La presse démocratique ripostait avec vigueur ; multipliant ses accusations contre les financiers, amis de Blaine, adhérens d’Harrison ; contre l’intervention des gros capitaux dans l’élection ; s’efforçant de recruter dans la puissante association des Chevaliers du travail de nouvelles voix pour combler les vides faits dans ses rangs, y réussissant en partie. Jusqu’au jour du vote le résultat resta indécis. Enfin, le 4 novembre 1888, on procédait au scrutin.
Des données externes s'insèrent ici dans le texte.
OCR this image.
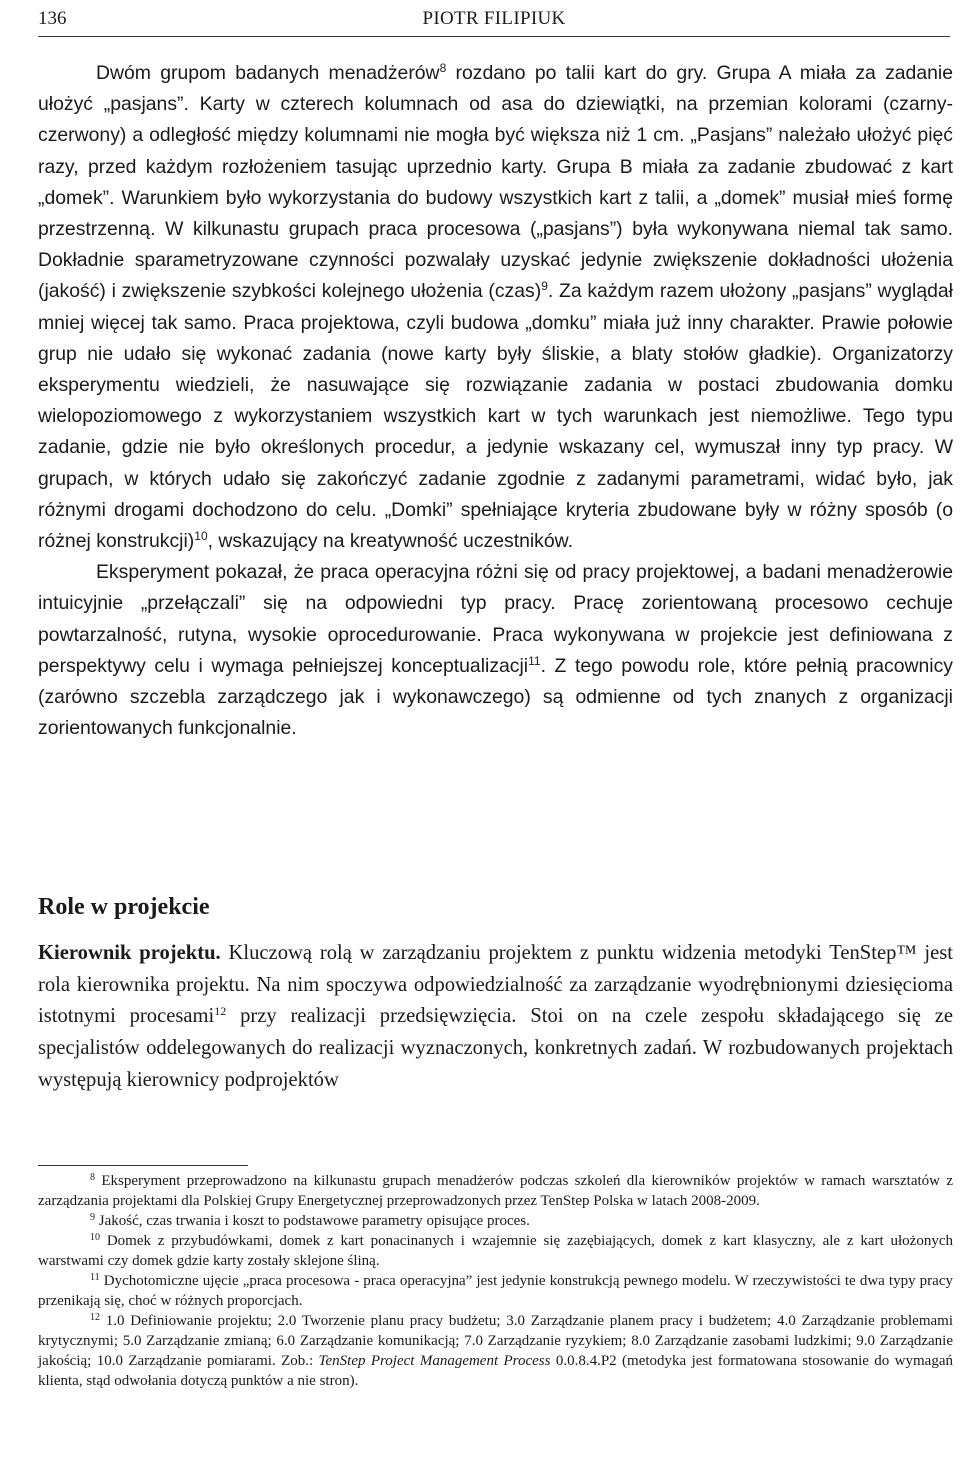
136	PIOTR FILIPIUK

Dwóm grupom badanych menadżerów$^8$ rozdano po talii kart do gry. Grupa A miała za zadanie ułożyć „pasjans”. Karty w czterech kolumnach od asa do dziewiątki, na przemian kolorami (czarny-czerwony) a odległość między kolumnami nie mogła być większa niż 1 cm. „Pasjans” należało ułożyć pięć razy, przed każdym rozłożeniem tasując uprzednio karty. Grupa B miała za zadanie zbudować z kart „domek”. Warunkiem było wykorzystania do budowy wszystkich kart z talii, a „domek” musiał mieś formę przestrzenną. W kilkunastu grupach praca procesowa („pasjans”) była wykonywana niemal tak samo. Dokładnie sparametryzowane czynności pozwalały uzyskać jedynie zwiększenie dokładności ułożenia (jakość) i zwiększenie szybkości kolejnego ułożenia (czas)$^9$. Za każdym razem ułożony „pasjans” wyglądał mniej więcej tak samo. Praca projektowa, czyli budowa „domku” miała już inny charakter. Prawie połowie grup nie udało się wykonać zadania (nowe karty były śliskie, a blaty stołów gładkie). Organizatorzy eksperymentu wiedzieli, że nasuwające się rozwiązanie zadania w postaci zbudowania domku wielopoziomowego z wykorzystaniem wszystkich kart w tych warunkach jest niemożliwe. Tego typu zadanie, gdzie nie było określonych procedur, a jedynie wskazany cel, wymuszał inny typ pracy. W grupach, w których udało się zakończyć zadanie zgodnie z zadanymi parametrami, widać było, jak różnymi drogami dochodzono do celu. „Domki” spełniające kryteria zbudowane były w różny sposób (o różnej konstrukcji)$^{10}$, wskazujący na kreatywność uczestników.

Eksperyment pokazał, że praca operacyjna różni się od pracy projektowej, a badani menadżerowie intuicyjnie „przełączali” się na odpowiedni typ pracy. Pracę zorientowaną procesowo cechuje powtarzalność, rutyna, wysokie oprocedurowanie. Praca wykonywana w projekcie jest definiowana z perspektywy celu i wymaga pełniejszej konceptualizacji$^{11}$. Z tego powodu role, które pełnią pracownicy (zarówno szczebla zarządczego jak i wykonawczego) są odmienne od tych znanych z organizacji zorientowanych funkcjonalnie.

Role w projekcie

Kierownik projektu. Kluczową rolą w zarządzaniu projektem z punktu widzenia metodyki TenStep™ jest rola kierownika projektu. Na nim spoczywa odpowiedzialność za zarządzanie wyodrębnionymi dziesięcioma istotnymi procesami$^{12}$ przy realizacji przedsięwzięcia. Stoi on na czele zespołu składającego się ze specjalistów oddelegowanych do realizacji wyznaczonych, konkretnych zadań. W rozbudowanych projektach występują kierownicy podprojektów

$^8$ Eksperyment przeprowadzono na kilkunastu grupach menadżerów podczas szkoleń dla kierowników projektów w ramach warsztatów z zarządzania projektami dla Polskiej Grupy Energetycznej przeprowadzonych przez TenStep Polska w latach 2008-2009.

$^9$ Jakość, czas trwania i koszt to podstawowe parametry opisujące proces.

$^{10}$ Domek z przybudówkami, domek z kart ponacinanych i wzajemnie się zazębiających, domek z kart klasyczny, ale z kart ułożonych warstwami czy domek gdzie karty zostały sklejone śliną.

$^{11}$ Dychotomiczne ujęcie „praca procesowa - praca operacyjna” jest jedynie konstrukcją pewnego modelu. W rzeczywistości te dwa typy pracy przenikają się, choć w różnych proporcjach.

$^{12}$ 1.0 Definiowanie projektu; 2.0 Tworzenie planu pracy budżetu; 3.0 Zarządzanie planem pracy i budżetem; 4.0 Zarządzanie problemami krytycznymi; 5.0 Zarządzanie zmianą; 6.0 Zarządzanie komunikacją; 7.0 Zarządzanie ryzykiem; 8.0 Zarządzanie zasobami ludzkimi; 9.0 Zarządzanie jakością; 10.0 Zarządzanie pomiarami. Zob.: TenStep Project Management Process 0.0.8.4.P2 (metodyka jest formatowana stosowanie do wymagań klienta, stąd odwołania dotyczą punktów a nie stron).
Harrison l’emportait sur Cleveland ; le parti démocratique, dépossédé du pouvoir, cédait, une fois de plus, la place à ses adversaires, et, le 5 mars 1889, M. James G. Blaine entrait aux affaires en qualité de secrétaire d’état.


II

Il y apportait une ambition longtemps comprimée, une volonté tenace et sûre d’elle-même, une expérience consommée des hommes et des mobiles qui les font agir, une rare entente de la politique et des rouages parlementaires. Il y apportait aussi son intrépide confiance en lui-même et ses grandes visées d’avenir.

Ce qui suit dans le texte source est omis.